Lynne Murphy's public engagement work on British and American English was featured as an 'impact case study' in the 2014 REF. You can read about that work here. In February she spoke at the Brighton Catalyst Club: In praise of little words. She has presented early results of her study Polite words in British and American English: please, thank you and sorry at the Survey of English Usage seminar at University College London in November and at University of Reading in February. Next: De Montfort University in April.

Justyna Robinson's latest edited book Corpus Methods for Semantics has been published by John Benjamins. This includes her chapter Quantifying polysemy in Cognitive Sociolinguistics.

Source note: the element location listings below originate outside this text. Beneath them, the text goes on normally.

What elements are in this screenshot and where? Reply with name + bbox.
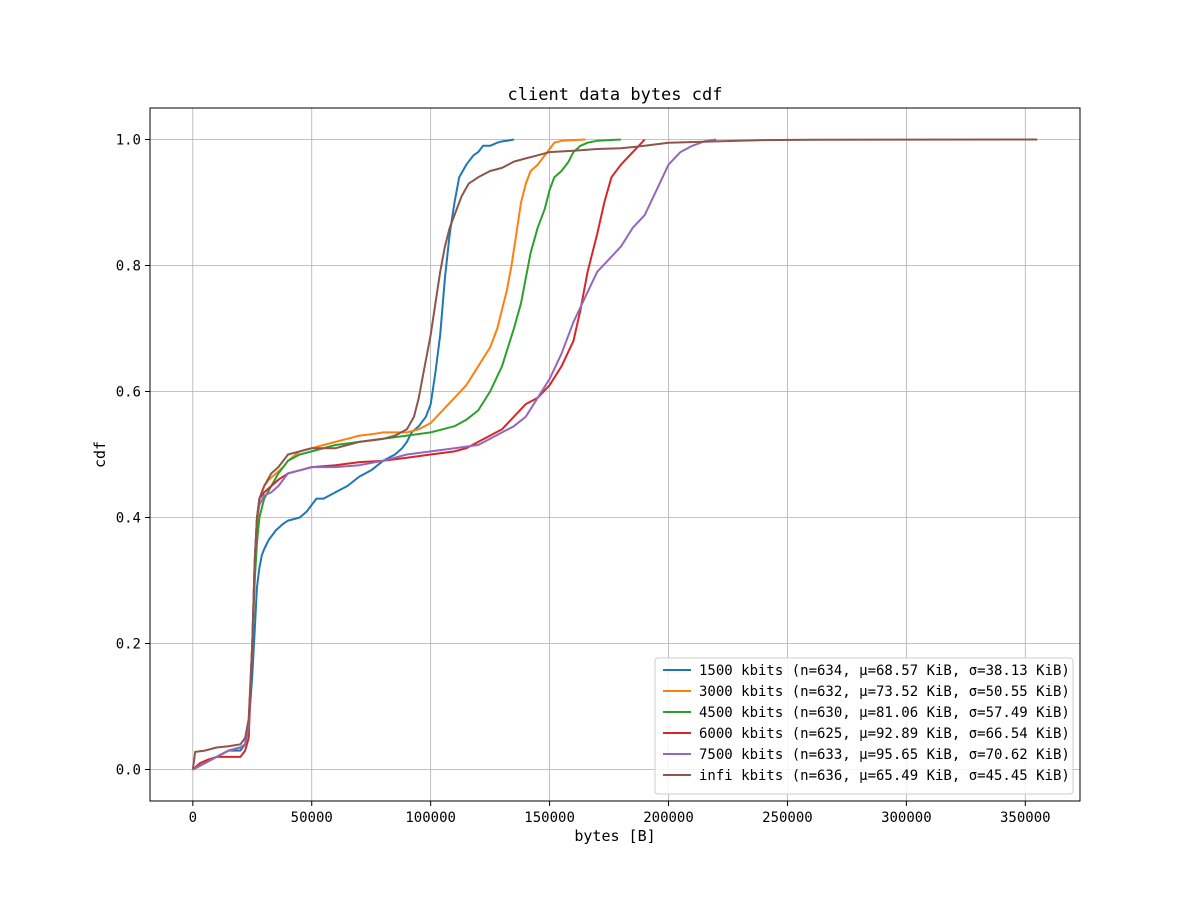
legend-box (654, 657, 1074, 795)
tick-layer: 0 50000 100000 150000 200000 250000 300000 3500… (116, 133, 1051, 827)
legend-entry: 6000 kbits (n=625, μ=92.89 KiB, σ=66.54 … (699, 726, 1070, 742)
plot-frame (149, 107, 1081, 802)
x-tick-label: 250000 (762, 810, 813, 826)
y-tick-label: 0.6 (116, 385, 141, 401)
y-tick-label: 0.8 (116, 259, 141, 275)
series-line-0 (192, 138, 515, 771)
legend-entry: 1500 kbits (n=634, μ=68.57 KiB, σ=38.13 … (699, 663, 1070, 679)
y-tick-label: 1.0 (116, 133, 141, 149)
x-tick-label: 50000 (291, 810, 333, 826)
x-tick-label: 100000 (405, 810, 456, 826)
series-line-5 (191, 138, 1038, 770)
x-tick-label: 150000 (524, 810, 575, 826)
x-axis-label: bytes [B] (574, 827, 655, 845)
legend-entry: 7500 kbits (n=633, μ=95.65 KiB, σ=70.62 … (699, 747, 1070, 763)
legend: 1500 kbits (n=634, μ=68.57 KiB, σ=38.13 … (654, 657, 1074, 795)
y-axis-label: cdf (91, 441, 109, 468)
legend-entry: 3000 kbits (n=632, μ=73.52 KiB, σ=50.55 … (699, 684, 1070, 700)
legend-entry: 4500 kbits (n=630, μ=81.06 KiB, σ=57.49 … (699, 705, 1070, 721)
y-tick-label: 0.0 (116, 763, 141, 779)
x-tick-label: 300000 (881, 810, 932, 826)
chart-title: client data bytes cdf (508, 85, 723, 105)
series-layer (191, 138, 1038, 771)
x-tick-label: 0 (189, 810, 197, 826)
legend-entry: infi kbits (n=636, μ=65.49 KiB, σ=45.45 … (699, 768, 1070, 784)
y-tick-label: 0.2 (116, 637, 141, 653)
x-tick-label: 350000 (1000, 810, 1051, 826)
y-tick-label: 0.4 (116, 511, 141, 527)
x-tick-label: 200000 (643, 810, 694, 826)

Justyna is also part of a newly AHRC-funded project Linguistic DNA of Modern Western Thought with colleagues at Sheffield. Congratulations to them on this exciting project! We look forward to welcoming Justyna back after her maternity leave.

Melanie Green has been made Review Editor for Journal of Linguistics and external examiner for the BA in English Language and Linguistics at Kent. With her collaborators Miriam Ayafor (Yaounde) and Gabriel Ozon (Sheffield) she's given a paper at the SOAS Linguistics Dept seminar called Rethinking the light verb category: evidence from Cameroon Pidgin English. They continue to work on their BA/Leverhulme-funded project ‘A spoken corpus of Cameroon Pidgin English’.


Three new books and two grants! We do keep busy.